Изменить размер шрифта - +
Стараниями поверенного в губернский город стянулось более десятка репортеров: он полагал, что максимальная публичность процесса затруднит судебный произвол.

Невиданный аншлаг царил в здании окружного суда на Соборной площади, 14. Городской театр, с нелегкой руки князя Трубецкого построенный, подобного наплыва давно не видывал. Билеты на Плевако разошлись бы по десять целковых.

Начальная часть разбирательства и допросы участников прошли совершенно спокойно. За обвинение отдувался уже знакомый товарищ прокурора Иван Петрович Софиано. Прокурор окружного суда статский советник Александр Александрович Степанов, чуя мерзкий душок предстоящего процесса, спихнул участие в деле на заместителя, но ошивался в зале, своим присутствием показывая губернатору: не извольте волноваться, ваша светлость, я здесь и все под присмотром-с. Не сговариваясь, к такому же решению пришел председатель суда, отправив на баррикады товарища председателя и двух рядовых судей.

Обвинитель гнул продуманную линию, потом Плевако привычно перехватывал инициативу и упорно продавливал тезисы защиты. Каждый ответ подсудимого и свидетелей неуклонно подтверждал, что Александр Трубецкой сам и по своей инициативе нарушил мыслимые и немыслимые правила обращения с взрывчатым веществом, покончив с собой так же верно, как если бы запихивал порох не в пушечный обрез, а в собственное отверстие. Присяжные — пара мелких чиновников, лавочники и разночинцы — с восторгом внимали публичному уничижению губернатора, который выставлялся как самодур и изначальный инициатор бездумных действий, приведших к трагедии. Князь наливался красным, потом темно-пунцовым, затем к его палитре примешался некий синеватый, не известный живописцам оттенок.

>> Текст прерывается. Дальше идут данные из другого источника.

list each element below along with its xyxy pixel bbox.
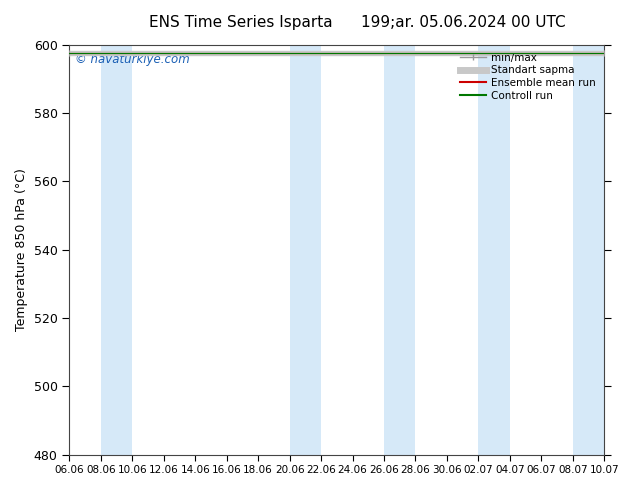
Text: © havaturkiye.com: © havaturkiye.com [75,53,190,66]
Y-axis label: Temperature 850 hPa (°C): Temperature 850 hPa (°C) [15,168,28,331]
Bar [290,45,321,455]
Text: 199;ar. 05.06.2024 00 UTC: 199;ar. 05.06.2024 00 UTC [361,15,565,30]
Bar [101,45,133,455]
Bar [573,45,604,455]
Text: ENS Time Series Isparta: ENS Time Series Isparta [149,15,333,30]
Bar [478,45,510,455]
Bar [384,45,415,455]
Legend: min/max, Standart sapma, Ensemble mean run, Controll run: min/max, Standart sapma, Ensemble mean r… [456,49,599,104]
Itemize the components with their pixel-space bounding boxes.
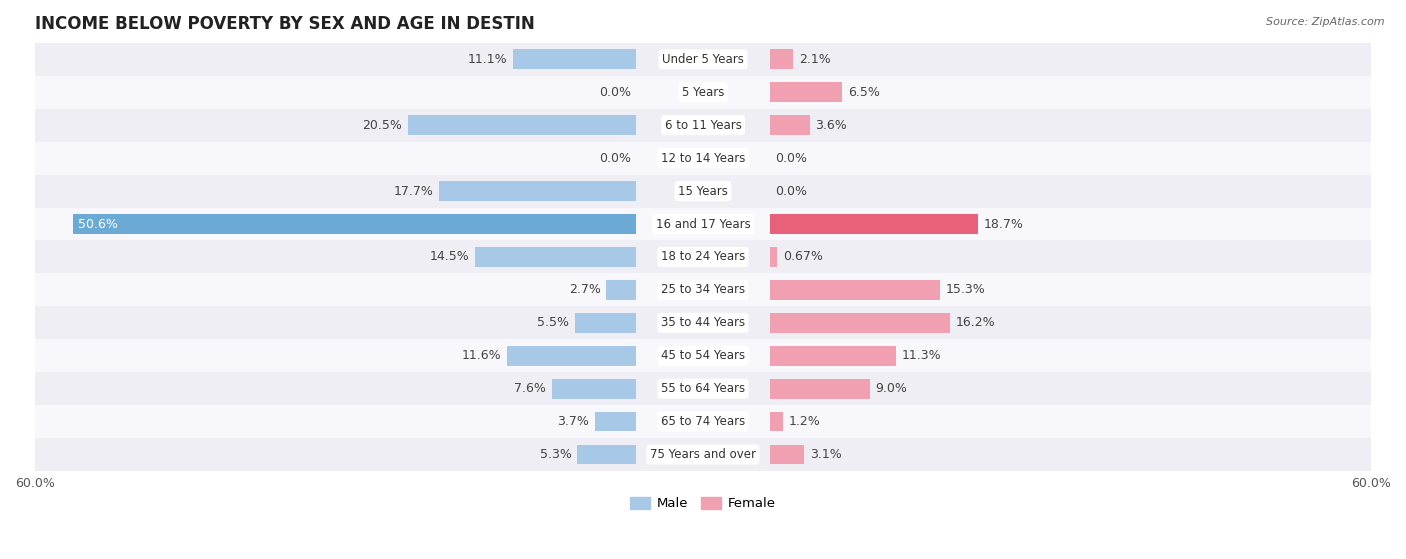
- Bar: [770, 115, 810, 135]
- Text: 6.5%: 6.5%: [848, 86, 880, 99]
- Bar: [35, 339, 1371, 372]
- Text: 15.3%: 15.3%: [946, 283, 986, 296]
- Bar: [35, 306, 1371, 339]
- Bar: [35, 240, 1371, 273]
- Text: 14.5%: 14.5%: [429, 250, 470, 263]
- Bar: [770, 379, 870, 399]
- Bar: [770, 247, 778, 267]
- Text: 25 to 34 Years: 25 to 34 Years: [661, 283, 745, 296]
- Text: 20.5%: 20.5%: [363, 119, 402, 132]
- Text: 5.5%: 5.5%: [537, 316, 569, 329]
- Text: 11.3%: 11.3%: [901, 349, 941, 362]
- Bar: [35, 109, 1371, 141]
- Bar: [770, 280, 941, 300]
- Text: 17.7%: 17.7%: [394, 184, 433, 197]
- Text: 18.7%: 18.7%: [984, 217, 1024, 230]
- Text: 11.1%: 11.1%: [467, 53, 508, 66]
- Bar: [770, 50, 793, 69]
- Bar: [606, 280, 636, 300]
- Text: 1.2%: 1.2%: [789, 415, 821, 428]
- Text: 3.1%: 3.1%: [810, 448, 842, 461]
- Text: 6 to 11 Years: 6 to 11 Years: [665, 119, 741, 132]
- Bar: [35, 141, 1371, 174]
- Text: 16 and 17 Years: 16 and 17 Years: [655, 217, 751, 230]
- Bar: [551, 379, 636, 399]
- Text: 5 Years: 5 Years: [682, 86, 724, 99]
- Bar: [475, 247, 636, 267]
- Bar: [513, 50, 636, 69]
- Text: 9.0%: 9.0%: [876, 382, 907, 395]
- Bar: [770, 82, 842, 102]
- Bar: [508, 346, 636, 366]
- Text: 65 to 74 Years: 65 to 74 Years: [661, 415, 745, 428]
- Text: INCOME BELOW POVERTY BY SEX AND AGE IN DESTIN: INCOME BELOW POVERTY BY SEX AND AGE IN D…: [35, 15, 534, 33]
- Text: 0.0%: 0.0%: [775, 184, 807, 197]
- Text: 35 to 44 Years: 35 to 44 Years: [661, 316, 745, 329]
- Text: 0.67%: 0.67%: [783, 250, 823, 263]
- Text: 16.2%: 16.2%: [956, 316, 995, 329]
- Text: 2.7%: 2.7%: [568, 283, 600, 296]
- Text: 11.6%: 11.6%: [461, 349, 502, 362]
- Text: 75 Years and over: 75 Years and over: [650, 448, 756, 461]
- Text: Source: ZipAtlas.com: Source: ZipAtlas.com: [1267, 17, 1385, 27]
- Bar: [35, 174, 1371, 207]
- Text: Under 5 Years: Under 5 Years: [662, 53, 744, 66]
- Bar: [35, 372, 1371, 405]
- Bar: [35, 405, 1371, 438]
- Bar: [35, 273, 1371, 306]
- Text: 0.0%: 0.0%: [599, 151, 631, 165]
- Text: 50.6%: 50.6%: [79, 217, 118, 230]
- Text: 2.1%: 2.1%: [799, 53, 831, 66]
- Bar: [408, 115, 636, 135]
- Text: 12 to 14 Years: 12 to 14 Years: [661, 151, 745, 165]
- Legend: Male, Female: Male, Female: [626, 492, 780, 516]
- Bar: [578, 444, 636, 465]
- Text: 0.0%: 0.0%: [775, 151, 807, 165]
- Bar: [770, 313, 950, 333]
- Text: 7.6%: 7.6%: [515, 382, 546, 395]
- Bar: [35, 43, 1371, 76]
- Bar: [35, 76, 1371, 109]
- Text: 55 to 64 Years: 55 to 64 Years: [661, 382, 745, 395]
- Bar: [73, 214, 636, 234]
- Bar: [770, 346, 896, 366]
- Text: 0.0%: 0.0%: [599, 86, 631, 99]
- Text: 5.3%: 5.3%: [540, 448, 572, 461]
- Bar: [595, 412, 636, 432]
- Text: 3.6%: 3.6%: [815, 119, 848, 132]
- Text: 18 to 24 Years: 18 to 24 Years: [661, 250, 745, 263]
- Bar: [35, 207, 1371, 240]
- Bar: [770, 444, 804, 465]
- Bar: [35, 438, 1371, 471]
- Bar: [770, 214, 979, 234]
- Text: 45 to 54 Years: 45 to 54 Years: [661, 349, 745, 362]
- Text: 3.7%: 3.7%: [558, 415, 589, 428]
- Bar: [770, 412, 783, 432]
- Bar: [575, 313, 636, 333]
- Text: 15 Years: 15 Years: [678, 184, 728, 197]
- Bar: [439, 181, 636, 201]
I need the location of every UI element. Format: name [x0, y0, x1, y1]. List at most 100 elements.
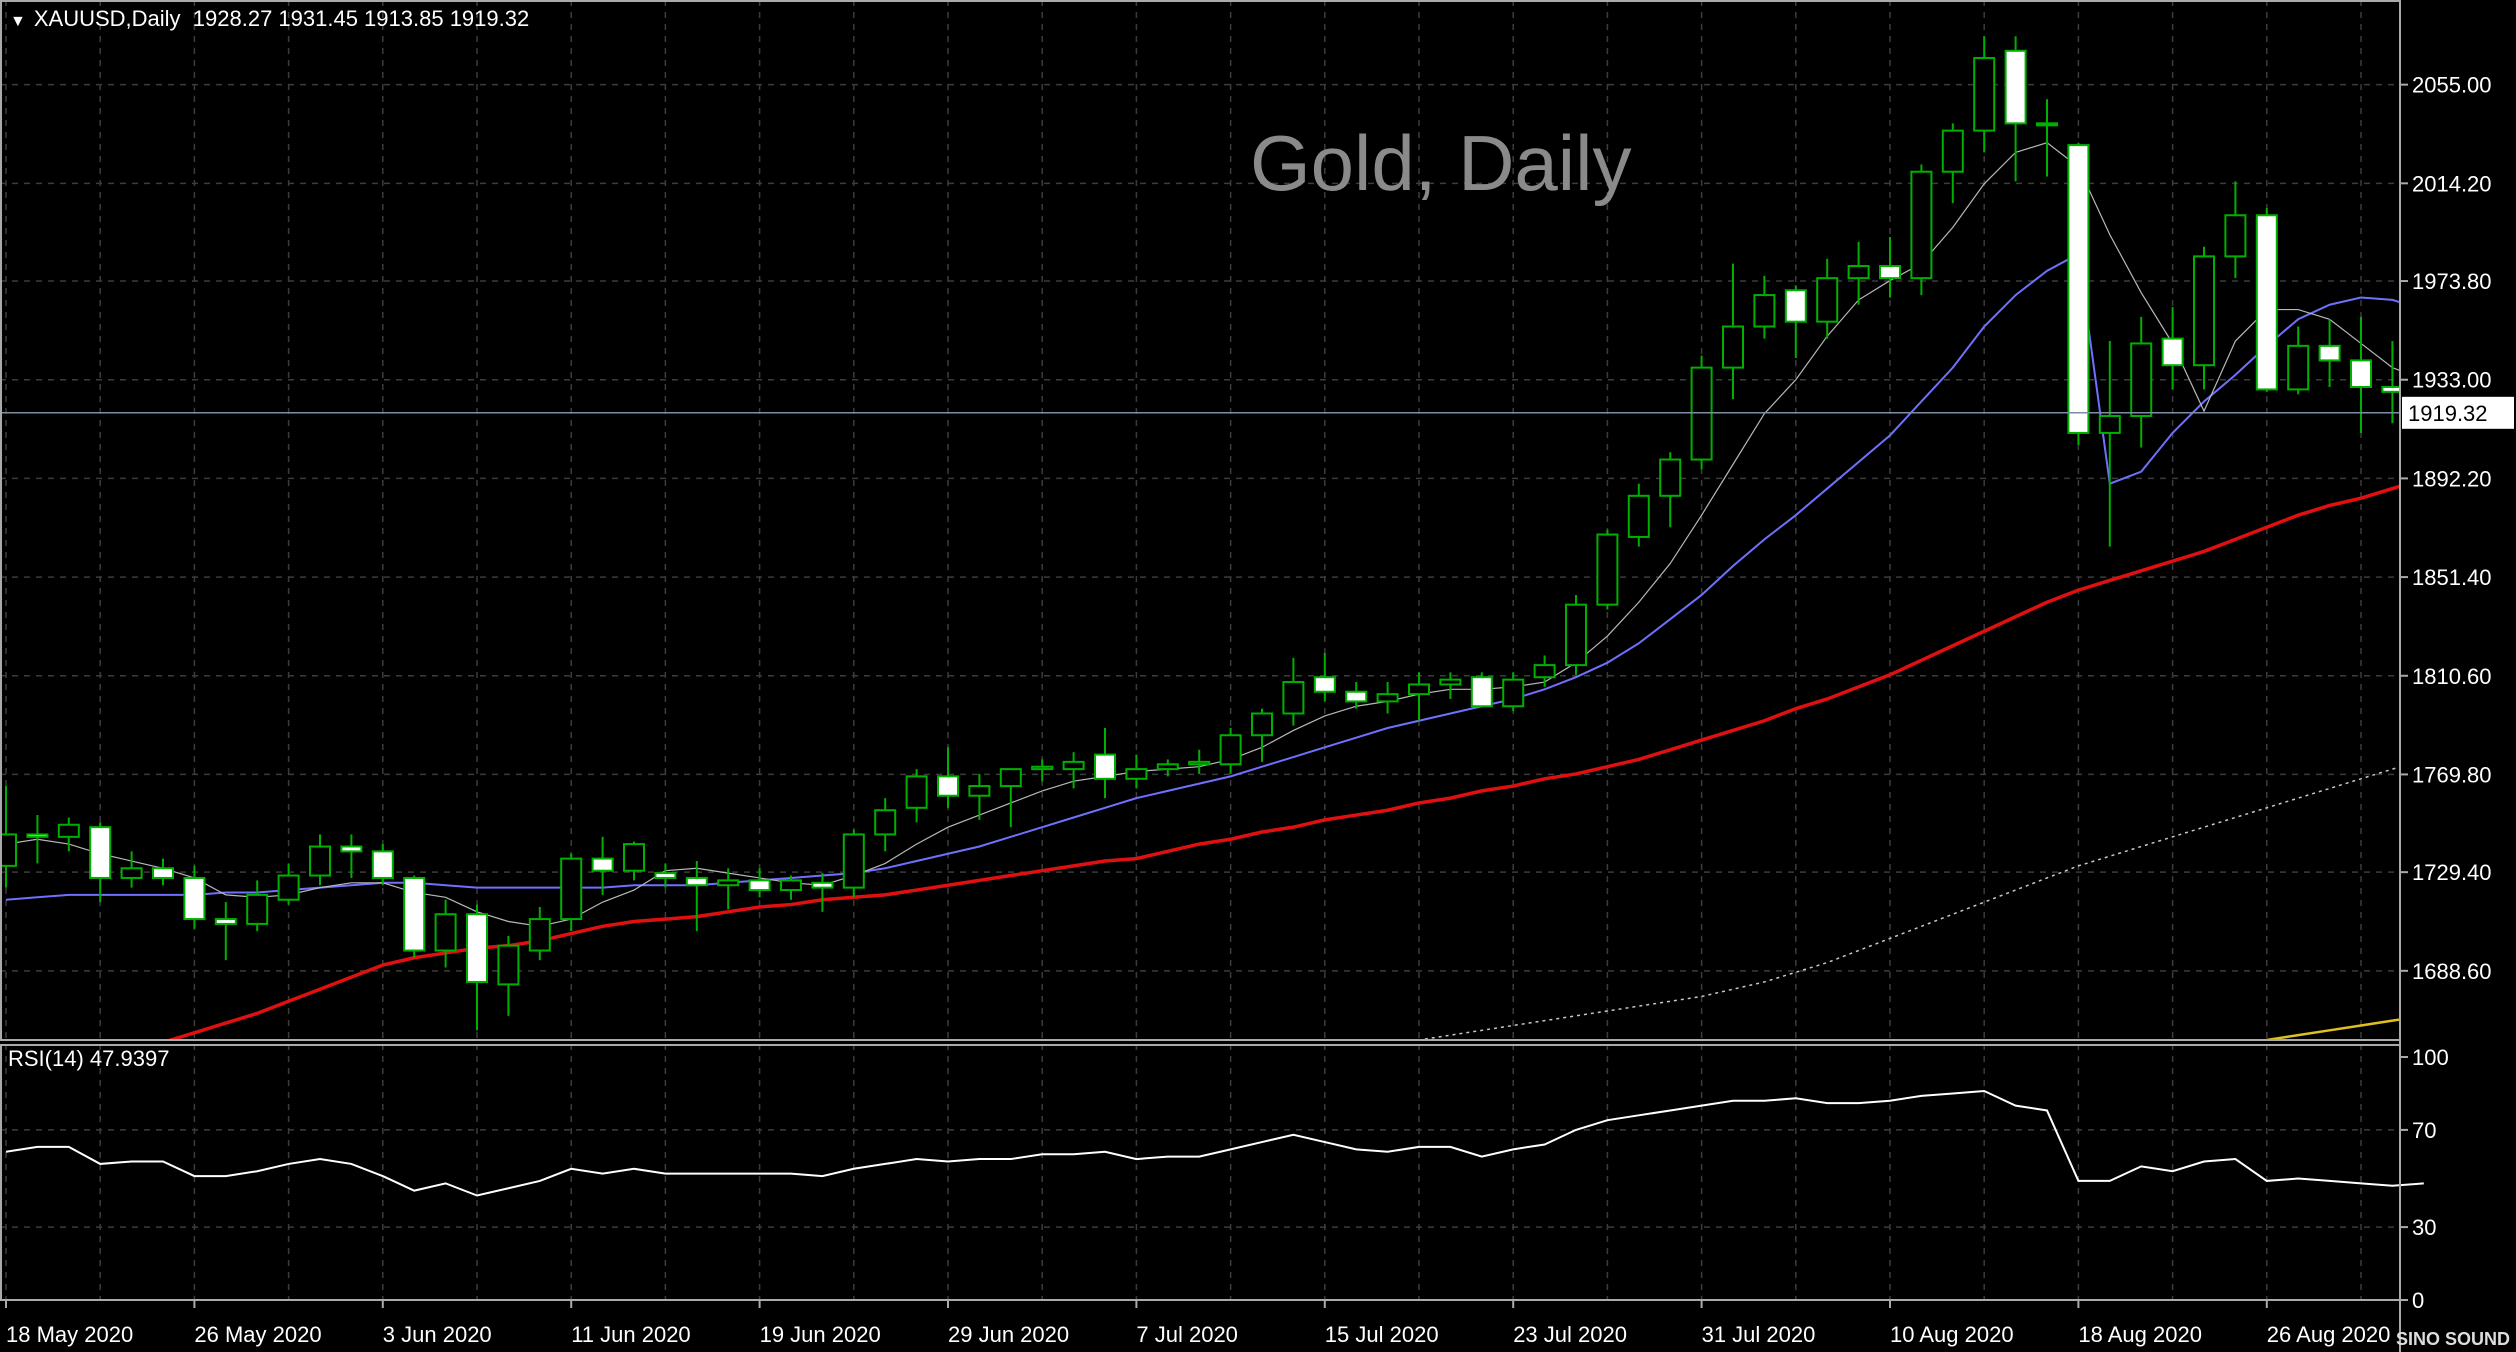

Обвинитель и защитник привычно пикировались, заявляли протесты на действия друг друга, требовали отклонения вопросов противной стороны. Словом, ломали комедию состязательного судопроизводства, но не слишком нагнетали обстановку.

Больше всего адвокат выдавил из Талызина. Когда на артиллериста было уже больно смотреть, Плевако раскрыл Уложение о наказаниях уголовных и зачитал статью седьмую: «Зло, сделанное случайно, не только без намерения, но и без всякой со стороны учинившего оное неосторожности, не считается виною», затем спросил, считает ли военный, что именно так стоит расценивать действия Самохвалова. Талызин согласился, к явному оживлению присяжных и зала, но тут встрял председательствующий, обвинив адвоката в принуждении неюриста к юридической квалификации факта. Эпизод было приказано вычеркнуть из протокола, но тут поверенный стал в позу и заявил:

— Господа присяжные заседатели! Вам, не имеющим юридического университета за плечами, также предстоит ответить на вопрос виновности, однако я не смею сомневаться в вашей способности разрешить дело, исходя из здравого смысла и совести. Прошу заметить, что господин председательствующий распорядился вычеркнуть из протокола цитированные мной слова Уложения о наказаниях, утвержденного лично Государем Императором, Самодержцем Всероссийским, помазанником Божьим. Прошу занести это в протокол.

Зал замер, словно морозом повеяло. Плевако притянул за уши небрежение к закону и извратил намерение судьи. Однако в таком толковании получился недвусмысленный намек на публичное непочтительное отношение надворного советника к документу, скрепленному высочайшей подписью, и, следовательно, общую политическую неблагонадежность судейского чина. В воздухе запахло проблемой, по сравнению с которой дело Самохвалова виделось мелкой шалостью.

Секретарь поднял глаза на председательствующего, молча спрашивая: что писать-то? Тот обреченно дернул бакенбардами — пиши что хочешь, бумага стерпит. После этого ни единый протест обвинителя о недопустимости эскапад Плевако не был удовлетворен.

Вечером накануне судебных прений и оглашения вердикта, адвокат баловался чаем с компаньонами-авиаторами.

— Много разных людей повидал, но губернатора я решительно не понимаю, — рассуждал Петр Андреевич.